CRQ looks at the impact of cyber risk on businesses, in dollars, and more intangible yet fundamental areas like customer satisfaction, employee engagement, reputation management, brand protection or supply chain management. CRQ allows executives to make intelligent and prioritized decisions on cybersecurity investments because they target specific aspects of the business.

CRQ is a new way of looking at risk, considering the technical aspects, and relating risk to the business by tracking metrics.

How Do We Implement CRQ?

CRQ is simple in theory but is time-consuming and manually intensive to implement and maintain. However, new platforms automate CRQ and can quickly be implemented and "always-on" to ensure accurate data. Leaders must understand CRQ is not a "project" but a continuous process.

There are two parts to CRQ — technical risk and business risk. Technical risk is the foundation of business risk. You can't quantify business risk without determining technical risks.
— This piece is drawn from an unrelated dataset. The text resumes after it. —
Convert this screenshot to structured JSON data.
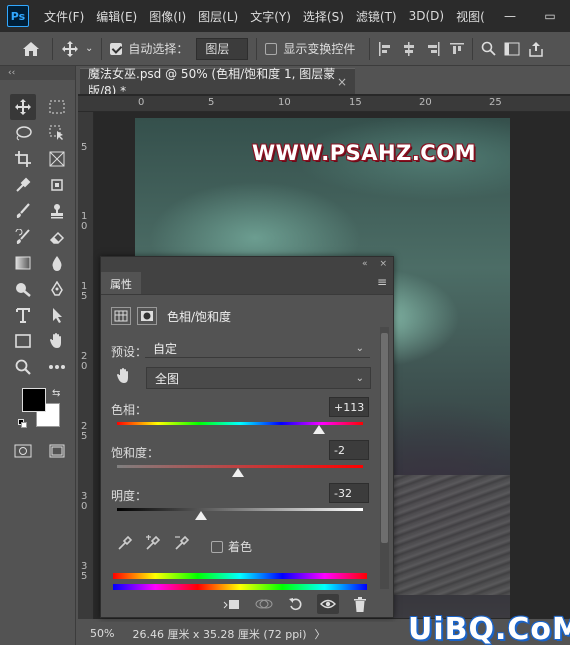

Businesses can implement CRQ in three steps:

1. Select a Destination. Think of a destination as a goal that you can measure. Use a common framework, like NIST 800-53 (multiple levels to choose from), NIST Cybersecurity Framework (CSF), or ISO 27002. Understand your organization may need multiple frameworks to cover your regulatory requirements and general cybersecurity needs. Using a framework will give you a baseline of the cybersecurity "controls" you need to comply with requirements. 

2. Audit Your Technology Security Stack. To understand your cybersecurity blind spots, you need to compare your "destination" (step 1) to your capabilities. An in-depth audit of your tech security stack is required, including vendors, products, versions and capabilities of each version. Once you understand the capabilities of your security ecosystem, you can compare these capabilities to the "controls" and see exactly where gaps and overlaps are. Gaps are controls that are not met and are introducing risk, while overlaps are areas where you might be overspending and are ripe for optimization. A nice byproduct of this step is you will clearly see where you need to shift and optimize investments.

3. Develop Business Metrics for CRQ. The steps above are building blocks to true CRQ. By completing step 2, you can quantify your technical risk. However, CRQ is also about quantifying your business risk. Regulate and aggregate the "controls'' you defined in step 1 to a set of meaningful metrics to your organization, like customer experience, asset management, third-party or partners and data integrity. If you’re a multinational company, think about geopolitical risk or climate change. Business metrics are contextual to each organization. Once you establish your metrics and map cybersecurity controls to those metrics, you can "score" each metric by meeting the cybersecurity controls associated with it. At that point, you can have a baseline scale and build a trending analysis. You can see exact gaps in your cybersecurity controls and make investment decisions to increase the metric scores for particular business metrics important to your organization.

Consistent and "always-on" CRQ practice is key to quantifying cyber risk, making better business decisions, optimizing your investments, and reducing overall business risk. Like many business practices, CRQ needs to be driven by executive leadership and ingrained as part of ongoing cybersecurity hygiene.